I wanted to take the opportunity to say that metabolism is being left out for some reason.

Metabolism is not left out @mariovitali. This is what I meant before about this not being a competition.

Theories that focus on neuron involvement bring in neuron metabolism. Theories that focus on autoantibodies bring in B cell metabolism.

Maybe the point here is that disordered metabolism is always going to be kept going by some population of a particular cell type retaining an error. That could be liver cells. But there is a problem with proposing liver cells in that we do not have any recognised explanation for why a group of liver cells should retain an error. We have clearly defined explanations for B cells - somatic Ig mutation and clonal selection. We have clearly defined mechanisms for neurons - changes in synaptic connections. For muscle we have the same problem except that we would really need to say muscle cells everywhere are retaining this error. In the absence of something like a genetic mitochondrial disease that seems hard to explain. (Except maybe with epigenetic shifts in macrophages as jnmaciuch has suggested.)

It is not that people are wanting to leave out metabolism. It is more that people see the solution as needing to be pinned down at the level of which cells retain the regulatory error that shifts metabolism. There are ways to side step that like proposing hidden viruses, or changes in regulatory proteins adsorbed on to matrix (the 'writing on the wall')
 
Hello dear s4me community, I hope it's ok if I as a patient post my amateurish questions on here

After the recent paper by Iwasaki et al., like after almost every paper about autoantibodies, I've seen people and some scientists making confident claims again that a big part of Long Covid and ME/CFS is a primarly autoantibody mediated illness (not on here, mostly on X/Twitter or other plattforms). As a layman I always wondered how this goes together with the lack of patients who respond positive to broad immunosuppression e.g. corticosteroids.
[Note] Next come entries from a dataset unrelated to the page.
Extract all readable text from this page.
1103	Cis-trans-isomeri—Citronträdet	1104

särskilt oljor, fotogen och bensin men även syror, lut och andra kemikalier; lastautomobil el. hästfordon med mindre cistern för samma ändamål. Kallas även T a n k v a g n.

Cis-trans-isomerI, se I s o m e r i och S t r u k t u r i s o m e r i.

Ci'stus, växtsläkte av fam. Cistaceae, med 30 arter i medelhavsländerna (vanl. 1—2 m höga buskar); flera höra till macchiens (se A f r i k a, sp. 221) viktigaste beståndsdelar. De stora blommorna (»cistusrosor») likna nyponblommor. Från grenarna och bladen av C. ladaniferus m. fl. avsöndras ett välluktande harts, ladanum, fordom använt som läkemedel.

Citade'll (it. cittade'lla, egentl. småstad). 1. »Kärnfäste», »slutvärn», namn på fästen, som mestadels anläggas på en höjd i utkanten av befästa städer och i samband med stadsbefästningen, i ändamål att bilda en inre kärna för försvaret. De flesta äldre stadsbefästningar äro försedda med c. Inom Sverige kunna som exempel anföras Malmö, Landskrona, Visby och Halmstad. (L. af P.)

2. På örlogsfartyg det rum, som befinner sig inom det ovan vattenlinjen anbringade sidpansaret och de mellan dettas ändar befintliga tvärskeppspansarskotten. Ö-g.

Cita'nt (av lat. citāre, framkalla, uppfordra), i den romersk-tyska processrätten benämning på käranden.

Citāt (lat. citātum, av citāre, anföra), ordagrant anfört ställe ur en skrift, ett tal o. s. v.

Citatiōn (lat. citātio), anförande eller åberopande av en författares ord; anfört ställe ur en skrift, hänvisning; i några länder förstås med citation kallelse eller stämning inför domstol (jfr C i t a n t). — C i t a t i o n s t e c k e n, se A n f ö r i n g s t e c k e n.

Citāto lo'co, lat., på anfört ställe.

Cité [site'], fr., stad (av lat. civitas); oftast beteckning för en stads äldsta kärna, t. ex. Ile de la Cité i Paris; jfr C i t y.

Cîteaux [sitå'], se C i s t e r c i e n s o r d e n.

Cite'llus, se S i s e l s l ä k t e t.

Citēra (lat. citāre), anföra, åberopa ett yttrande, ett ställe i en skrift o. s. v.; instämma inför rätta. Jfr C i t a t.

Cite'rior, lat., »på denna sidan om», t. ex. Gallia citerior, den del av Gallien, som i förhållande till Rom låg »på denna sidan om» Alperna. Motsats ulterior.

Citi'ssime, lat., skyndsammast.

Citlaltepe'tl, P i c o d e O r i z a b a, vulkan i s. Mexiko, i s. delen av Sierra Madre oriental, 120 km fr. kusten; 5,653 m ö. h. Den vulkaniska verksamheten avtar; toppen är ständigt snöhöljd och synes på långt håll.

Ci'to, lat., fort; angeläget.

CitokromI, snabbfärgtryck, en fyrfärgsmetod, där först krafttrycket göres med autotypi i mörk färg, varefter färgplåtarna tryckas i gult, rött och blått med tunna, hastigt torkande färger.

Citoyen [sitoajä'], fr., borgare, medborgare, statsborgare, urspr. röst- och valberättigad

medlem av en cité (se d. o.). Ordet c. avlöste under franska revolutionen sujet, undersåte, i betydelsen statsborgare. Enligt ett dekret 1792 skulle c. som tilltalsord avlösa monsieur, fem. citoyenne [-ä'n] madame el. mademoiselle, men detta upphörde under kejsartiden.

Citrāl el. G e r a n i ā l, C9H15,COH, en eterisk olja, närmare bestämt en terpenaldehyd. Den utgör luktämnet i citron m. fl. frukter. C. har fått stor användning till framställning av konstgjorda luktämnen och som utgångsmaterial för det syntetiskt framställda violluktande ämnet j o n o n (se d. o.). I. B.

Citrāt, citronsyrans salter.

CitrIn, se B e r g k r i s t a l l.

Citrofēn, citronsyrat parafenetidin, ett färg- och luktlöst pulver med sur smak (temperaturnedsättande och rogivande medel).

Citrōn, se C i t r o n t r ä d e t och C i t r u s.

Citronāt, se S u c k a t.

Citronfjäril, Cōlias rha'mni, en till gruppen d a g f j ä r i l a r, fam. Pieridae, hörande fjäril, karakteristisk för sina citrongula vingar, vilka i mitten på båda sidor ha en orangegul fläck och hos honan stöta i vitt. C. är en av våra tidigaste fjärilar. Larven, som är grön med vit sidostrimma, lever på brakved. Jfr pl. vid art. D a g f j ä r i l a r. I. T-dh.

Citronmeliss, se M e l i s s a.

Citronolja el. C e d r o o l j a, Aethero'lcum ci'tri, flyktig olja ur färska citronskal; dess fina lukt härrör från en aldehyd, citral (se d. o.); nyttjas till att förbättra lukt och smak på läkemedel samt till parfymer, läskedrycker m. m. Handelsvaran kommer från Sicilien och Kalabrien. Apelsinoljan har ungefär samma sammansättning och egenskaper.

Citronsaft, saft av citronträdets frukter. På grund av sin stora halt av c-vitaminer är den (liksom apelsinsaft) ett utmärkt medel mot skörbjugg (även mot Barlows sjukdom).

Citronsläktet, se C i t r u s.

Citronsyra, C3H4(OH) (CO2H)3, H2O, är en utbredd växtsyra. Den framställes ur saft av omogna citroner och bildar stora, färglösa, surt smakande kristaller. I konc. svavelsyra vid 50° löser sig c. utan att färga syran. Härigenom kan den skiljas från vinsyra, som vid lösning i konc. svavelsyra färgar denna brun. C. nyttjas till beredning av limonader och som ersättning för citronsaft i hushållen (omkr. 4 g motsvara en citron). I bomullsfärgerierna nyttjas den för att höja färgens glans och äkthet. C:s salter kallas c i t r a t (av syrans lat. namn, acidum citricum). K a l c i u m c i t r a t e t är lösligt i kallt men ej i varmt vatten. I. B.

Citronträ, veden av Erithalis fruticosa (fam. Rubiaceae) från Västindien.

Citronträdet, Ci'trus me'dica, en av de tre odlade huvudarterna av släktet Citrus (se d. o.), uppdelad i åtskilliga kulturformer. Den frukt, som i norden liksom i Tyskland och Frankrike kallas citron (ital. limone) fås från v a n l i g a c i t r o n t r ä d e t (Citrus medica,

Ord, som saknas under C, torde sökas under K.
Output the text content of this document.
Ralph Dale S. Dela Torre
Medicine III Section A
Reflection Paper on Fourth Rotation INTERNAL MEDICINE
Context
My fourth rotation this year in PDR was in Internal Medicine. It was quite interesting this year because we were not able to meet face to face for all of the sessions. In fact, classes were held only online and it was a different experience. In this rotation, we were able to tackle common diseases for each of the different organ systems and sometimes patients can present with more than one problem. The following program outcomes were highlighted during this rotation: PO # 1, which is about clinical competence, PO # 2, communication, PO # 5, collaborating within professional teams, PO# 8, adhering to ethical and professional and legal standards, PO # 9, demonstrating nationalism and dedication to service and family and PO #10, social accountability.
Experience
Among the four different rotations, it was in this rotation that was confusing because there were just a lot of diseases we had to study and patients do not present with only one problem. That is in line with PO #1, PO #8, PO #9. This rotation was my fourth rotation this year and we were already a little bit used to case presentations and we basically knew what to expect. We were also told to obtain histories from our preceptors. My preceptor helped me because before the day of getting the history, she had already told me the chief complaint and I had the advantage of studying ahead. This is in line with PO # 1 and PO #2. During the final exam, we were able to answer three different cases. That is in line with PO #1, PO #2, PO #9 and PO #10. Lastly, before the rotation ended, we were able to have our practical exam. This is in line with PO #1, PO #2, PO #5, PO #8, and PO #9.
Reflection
Based on my limited knowledge most "typical" autoantibody mediated autoimmune-disease responds at least partly and for a short time to corticosteroid treatment. In Long Covid and ME/CFS I haven't seen many positive anecdotes or even studies who report benefits from these kind of meds, people even often tend to feel worse on them pretty rapidly, e.g. a recent study with a glucocorticoid in Germany was terminated because there were harsh side effects as well as nobody who profited.

So my question as a layman and patient for the much more knowledged scientists on here would be:
isn't the unresponsiveness to "standard" immunosuppression something you'd had to explain if you want to frame these illnesses as primary autoantibody-mediated?

In every paper and every post arguing for this theory I always search for the part where they discuss this and they hardly ever do.

Or is there something I, as a layperson, haven't considered, or does my reasoning just not make much sense anyway?
 
So my question as a layman and patient for the much more knowledged scientists on here would be:
isn't the unresponsiveness to "standard" immunosuppression something you'd had to explain if you want to frame these illnesses as primary autoantibody-mediated?

It is a fair question. However, autoantibodies do not have to mediate disease through inflammatory pathways, so steroids may not produce any benefit. Steroids are not much use for thyroid autoimmunity for instance. Other sorts of immunosuppression may reduce antibody production and so reduce disease even if not inflammatory but most forms of immunosuppression do not have much impact on long lived plasma cell production of autoantibody.

So the unresponsiveness is not a sure sign that an illness is not autoimmune.

My concerns are more that I don't think this paper provides strong evidence for autoantibodies being involved.